In my TODO list, I have an item for a few months. On Windows, the subprocess module seems to hang forever if a negative timeout is passed, whereas it should behave as sleep(0): non-blocking call. For example, if you pass -1e9 second, it’s rounded to -1 ms which becomes 0xFFFF_FFFF and WaitForSingleObject() treats this value as INFINITE (wait forever).

The WaitForSingleObject() function is wrapped in Modules/_winapi.c which uses Argument Clinic with milliseconds: DWORD. And DWORD is defined in Argument Clinic as: create_converter('DWORD', 'k') # F_DWORD is always "k" (which is much shorter).

In short, PyArg_Parse() with k format (C unsigned long) converts silently negative numbers to positive numbers (wrap) which can lead to such surprising behavior. Is it a bug? A feature? I let you decide

See also Rationale for non-overflow checking format codes in PyArg_Parse* discussion.

pitrou · January 27, 2024, 7:42pm

I suppose you’re being snarky, but just in case: I think it’s a bug.

storchaka · February 6, 2024, 8:54am

My intermediate plan is to raise exception for values greater than UNSIGNED_MAX or lesser than SIGNED_MIN. I beliewe all outside this range is a bug. Members setters already emit a RuntimeWarning in these cases, so they can be made raising an exception immediately. PyArg_Parse() and PyLong_AsUnsigned*Mask() needs a warning first.

We should also consider either introducing new more strict non-wrapping variants of unsigned integer converters for PyArg_Parse() or making the existing converters non-wrapping by default and adding new converters that allow to wrap some negative numbers. The question is what negative numbers can be accepted? Just -1 or from SIGNED_MIN to -1, or we need both types of converters?
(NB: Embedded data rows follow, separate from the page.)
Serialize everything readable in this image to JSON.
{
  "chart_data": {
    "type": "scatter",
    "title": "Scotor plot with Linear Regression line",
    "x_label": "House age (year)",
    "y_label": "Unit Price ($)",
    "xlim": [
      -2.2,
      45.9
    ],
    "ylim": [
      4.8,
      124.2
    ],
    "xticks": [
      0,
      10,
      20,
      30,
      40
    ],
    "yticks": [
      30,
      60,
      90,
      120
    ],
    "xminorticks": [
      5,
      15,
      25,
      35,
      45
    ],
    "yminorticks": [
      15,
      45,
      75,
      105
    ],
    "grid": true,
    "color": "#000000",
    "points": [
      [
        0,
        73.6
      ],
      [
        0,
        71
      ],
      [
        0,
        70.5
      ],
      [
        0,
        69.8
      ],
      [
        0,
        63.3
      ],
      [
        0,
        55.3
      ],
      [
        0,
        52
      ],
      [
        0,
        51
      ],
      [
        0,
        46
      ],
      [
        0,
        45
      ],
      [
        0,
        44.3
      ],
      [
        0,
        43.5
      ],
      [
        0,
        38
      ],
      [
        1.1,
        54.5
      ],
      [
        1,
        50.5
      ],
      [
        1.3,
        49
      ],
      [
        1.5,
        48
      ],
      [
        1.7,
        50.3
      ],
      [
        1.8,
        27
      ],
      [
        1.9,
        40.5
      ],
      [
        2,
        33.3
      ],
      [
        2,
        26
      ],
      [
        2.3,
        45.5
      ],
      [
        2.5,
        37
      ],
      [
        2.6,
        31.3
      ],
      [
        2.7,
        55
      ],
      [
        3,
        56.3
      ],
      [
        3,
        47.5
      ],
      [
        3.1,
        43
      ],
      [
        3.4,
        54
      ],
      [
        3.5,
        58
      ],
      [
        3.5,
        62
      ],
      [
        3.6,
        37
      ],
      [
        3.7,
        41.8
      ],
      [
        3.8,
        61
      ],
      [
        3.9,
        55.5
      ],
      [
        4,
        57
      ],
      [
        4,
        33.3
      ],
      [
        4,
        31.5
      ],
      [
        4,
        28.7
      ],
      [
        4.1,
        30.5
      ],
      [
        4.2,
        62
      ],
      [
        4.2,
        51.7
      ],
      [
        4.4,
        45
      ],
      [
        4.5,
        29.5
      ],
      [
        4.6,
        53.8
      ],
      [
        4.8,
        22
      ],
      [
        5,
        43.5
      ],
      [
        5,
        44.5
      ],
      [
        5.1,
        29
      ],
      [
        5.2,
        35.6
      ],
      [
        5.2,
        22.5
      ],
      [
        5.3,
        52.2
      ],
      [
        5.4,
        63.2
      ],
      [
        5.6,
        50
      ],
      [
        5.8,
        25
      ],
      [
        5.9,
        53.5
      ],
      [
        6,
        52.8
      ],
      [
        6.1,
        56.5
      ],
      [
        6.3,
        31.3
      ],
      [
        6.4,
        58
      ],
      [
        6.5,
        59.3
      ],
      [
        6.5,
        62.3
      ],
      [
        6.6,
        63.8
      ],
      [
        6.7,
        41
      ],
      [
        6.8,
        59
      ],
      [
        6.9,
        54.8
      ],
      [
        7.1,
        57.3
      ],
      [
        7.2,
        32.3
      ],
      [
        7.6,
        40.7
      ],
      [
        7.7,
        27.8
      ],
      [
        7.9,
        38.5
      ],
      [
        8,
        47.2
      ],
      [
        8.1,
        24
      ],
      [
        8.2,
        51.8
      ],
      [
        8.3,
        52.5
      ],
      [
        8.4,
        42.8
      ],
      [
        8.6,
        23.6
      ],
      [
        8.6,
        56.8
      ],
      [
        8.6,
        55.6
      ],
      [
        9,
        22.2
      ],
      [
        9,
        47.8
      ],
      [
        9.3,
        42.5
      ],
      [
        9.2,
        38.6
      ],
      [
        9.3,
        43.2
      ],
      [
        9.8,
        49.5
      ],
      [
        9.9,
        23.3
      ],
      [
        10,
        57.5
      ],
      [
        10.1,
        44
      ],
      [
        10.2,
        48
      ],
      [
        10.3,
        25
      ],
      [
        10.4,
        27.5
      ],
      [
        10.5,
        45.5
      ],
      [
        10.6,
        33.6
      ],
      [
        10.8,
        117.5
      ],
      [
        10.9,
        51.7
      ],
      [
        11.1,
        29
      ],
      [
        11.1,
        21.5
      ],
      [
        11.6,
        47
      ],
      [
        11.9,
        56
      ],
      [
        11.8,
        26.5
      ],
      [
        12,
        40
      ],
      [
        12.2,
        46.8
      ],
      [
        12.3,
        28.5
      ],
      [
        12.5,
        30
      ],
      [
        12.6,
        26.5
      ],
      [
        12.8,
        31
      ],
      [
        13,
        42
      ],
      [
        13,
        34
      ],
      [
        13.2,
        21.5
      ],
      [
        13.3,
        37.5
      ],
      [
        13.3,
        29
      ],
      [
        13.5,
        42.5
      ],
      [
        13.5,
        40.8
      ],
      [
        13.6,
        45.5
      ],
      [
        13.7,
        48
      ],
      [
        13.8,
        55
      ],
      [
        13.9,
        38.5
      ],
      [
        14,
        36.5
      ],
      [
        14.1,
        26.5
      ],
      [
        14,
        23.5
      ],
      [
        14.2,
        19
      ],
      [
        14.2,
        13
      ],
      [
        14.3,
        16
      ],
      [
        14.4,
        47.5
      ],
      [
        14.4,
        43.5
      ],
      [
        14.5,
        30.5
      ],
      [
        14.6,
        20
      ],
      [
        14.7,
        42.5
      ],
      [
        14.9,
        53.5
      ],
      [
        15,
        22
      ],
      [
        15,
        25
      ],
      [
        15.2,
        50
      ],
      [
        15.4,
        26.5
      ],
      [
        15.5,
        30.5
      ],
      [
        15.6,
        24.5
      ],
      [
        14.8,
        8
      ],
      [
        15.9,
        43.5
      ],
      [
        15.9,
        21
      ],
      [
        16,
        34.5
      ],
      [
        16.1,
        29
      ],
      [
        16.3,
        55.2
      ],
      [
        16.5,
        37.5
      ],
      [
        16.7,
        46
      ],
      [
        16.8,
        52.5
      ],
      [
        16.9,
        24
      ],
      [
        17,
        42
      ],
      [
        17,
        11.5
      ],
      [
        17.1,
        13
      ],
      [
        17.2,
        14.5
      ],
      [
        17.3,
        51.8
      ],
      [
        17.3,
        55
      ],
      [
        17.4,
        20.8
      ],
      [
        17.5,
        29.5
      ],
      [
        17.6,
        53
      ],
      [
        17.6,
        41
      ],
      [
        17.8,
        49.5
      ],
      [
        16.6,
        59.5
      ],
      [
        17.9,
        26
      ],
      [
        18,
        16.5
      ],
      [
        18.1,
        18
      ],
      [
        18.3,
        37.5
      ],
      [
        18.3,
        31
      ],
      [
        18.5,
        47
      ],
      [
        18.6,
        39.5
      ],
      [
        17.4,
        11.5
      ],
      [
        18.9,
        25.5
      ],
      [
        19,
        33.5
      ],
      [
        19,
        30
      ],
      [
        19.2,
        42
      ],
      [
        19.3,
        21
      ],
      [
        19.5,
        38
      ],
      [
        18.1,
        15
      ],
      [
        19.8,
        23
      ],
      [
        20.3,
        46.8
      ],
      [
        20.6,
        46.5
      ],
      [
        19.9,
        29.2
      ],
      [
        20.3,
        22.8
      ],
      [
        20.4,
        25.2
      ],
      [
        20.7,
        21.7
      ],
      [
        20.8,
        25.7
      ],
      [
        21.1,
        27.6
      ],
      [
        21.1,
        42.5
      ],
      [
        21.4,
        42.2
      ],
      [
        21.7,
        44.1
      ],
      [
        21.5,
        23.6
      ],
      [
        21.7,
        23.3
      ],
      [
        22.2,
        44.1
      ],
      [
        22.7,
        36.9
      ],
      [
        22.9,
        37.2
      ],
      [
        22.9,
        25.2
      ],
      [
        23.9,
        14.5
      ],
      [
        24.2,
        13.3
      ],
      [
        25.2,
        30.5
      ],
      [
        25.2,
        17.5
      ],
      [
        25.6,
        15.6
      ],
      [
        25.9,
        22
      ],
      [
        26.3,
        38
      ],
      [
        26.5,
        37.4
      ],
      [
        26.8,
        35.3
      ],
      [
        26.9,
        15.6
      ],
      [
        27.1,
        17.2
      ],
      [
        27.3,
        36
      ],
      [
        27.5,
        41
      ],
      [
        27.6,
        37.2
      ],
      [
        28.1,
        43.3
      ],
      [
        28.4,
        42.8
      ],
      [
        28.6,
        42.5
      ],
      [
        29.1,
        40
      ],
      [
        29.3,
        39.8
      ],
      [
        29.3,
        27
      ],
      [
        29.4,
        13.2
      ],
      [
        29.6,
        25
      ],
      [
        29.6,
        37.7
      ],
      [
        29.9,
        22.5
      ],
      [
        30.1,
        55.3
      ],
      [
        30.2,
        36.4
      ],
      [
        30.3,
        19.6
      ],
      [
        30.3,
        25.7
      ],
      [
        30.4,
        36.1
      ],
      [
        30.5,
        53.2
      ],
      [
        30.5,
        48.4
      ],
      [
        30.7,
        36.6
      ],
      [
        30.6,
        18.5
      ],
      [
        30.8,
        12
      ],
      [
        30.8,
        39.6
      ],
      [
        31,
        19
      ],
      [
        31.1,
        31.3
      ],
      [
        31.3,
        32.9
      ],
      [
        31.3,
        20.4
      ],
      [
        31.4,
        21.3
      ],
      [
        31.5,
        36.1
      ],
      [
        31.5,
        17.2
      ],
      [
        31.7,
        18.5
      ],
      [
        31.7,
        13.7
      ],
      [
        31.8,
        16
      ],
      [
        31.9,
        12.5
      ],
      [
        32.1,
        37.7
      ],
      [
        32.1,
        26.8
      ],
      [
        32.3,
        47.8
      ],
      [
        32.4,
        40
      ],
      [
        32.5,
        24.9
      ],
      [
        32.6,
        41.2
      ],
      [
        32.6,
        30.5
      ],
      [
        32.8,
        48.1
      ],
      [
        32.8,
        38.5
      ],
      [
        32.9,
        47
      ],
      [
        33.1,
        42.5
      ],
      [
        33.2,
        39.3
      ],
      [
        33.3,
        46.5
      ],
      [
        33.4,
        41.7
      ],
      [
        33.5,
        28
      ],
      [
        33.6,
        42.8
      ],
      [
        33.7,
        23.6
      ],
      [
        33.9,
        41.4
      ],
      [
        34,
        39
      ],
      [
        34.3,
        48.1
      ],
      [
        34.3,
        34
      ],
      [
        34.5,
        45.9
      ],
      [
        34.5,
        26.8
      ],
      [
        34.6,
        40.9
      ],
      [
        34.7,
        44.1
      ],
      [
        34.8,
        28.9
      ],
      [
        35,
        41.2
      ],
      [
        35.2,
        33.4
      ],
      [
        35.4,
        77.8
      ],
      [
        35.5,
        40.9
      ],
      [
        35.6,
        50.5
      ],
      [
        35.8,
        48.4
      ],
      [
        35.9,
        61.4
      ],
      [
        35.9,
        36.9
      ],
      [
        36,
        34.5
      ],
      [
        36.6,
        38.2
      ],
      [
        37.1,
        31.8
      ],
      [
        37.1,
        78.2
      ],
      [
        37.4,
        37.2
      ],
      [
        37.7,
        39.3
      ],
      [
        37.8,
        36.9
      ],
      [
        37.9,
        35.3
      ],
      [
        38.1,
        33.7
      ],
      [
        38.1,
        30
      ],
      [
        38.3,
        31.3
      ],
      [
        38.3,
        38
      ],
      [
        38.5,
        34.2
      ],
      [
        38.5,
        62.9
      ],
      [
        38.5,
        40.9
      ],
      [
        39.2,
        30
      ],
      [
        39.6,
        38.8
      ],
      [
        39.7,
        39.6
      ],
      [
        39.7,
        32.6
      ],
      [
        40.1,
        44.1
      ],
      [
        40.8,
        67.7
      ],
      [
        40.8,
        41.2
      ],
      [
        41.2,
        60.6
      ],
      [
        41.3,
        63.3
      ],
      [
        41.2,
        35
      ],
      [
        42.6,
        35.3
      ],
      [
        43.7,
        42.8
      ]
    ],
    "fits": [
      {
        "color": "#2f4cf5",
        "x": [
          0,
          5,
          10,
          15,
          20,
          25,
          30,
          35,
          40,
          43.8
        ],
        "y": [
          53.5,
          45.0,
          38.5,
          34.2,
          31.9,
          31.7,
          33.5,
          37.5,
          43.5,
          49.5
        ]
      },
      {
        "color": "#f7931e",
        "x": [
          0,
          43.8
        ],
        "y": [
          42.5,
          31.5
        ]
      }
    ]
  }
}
h-vetinari · February 6, 2024, 10:59am

It’s going to take a very long time to get away from wobbly-sized integers, but the C99 sized integers are slowly but surely spreading, thankfully. C23 also adds first-class^[1] support for larger-sized integers (e.g. _BitInt(128)). Not that Python will require C23 any time soon, but it would be good to keep the explicitly sized ints in mind for the API design (and ideally, the possibility that larger types than 64bit become universally usable).

For stupid ABI-reasons related to intmax_t, the last step towards actually having int128_t etc. is insanely hard. ↩︎

vstinner · February 6, 2024, 9:21pm

It would be nice to extend Argument Clinic (AC) for these use cases and to make it usable outside CPython.

If I recall correctly, AC already raises a ValueError if the argument type is unsigned but the passed value is negative.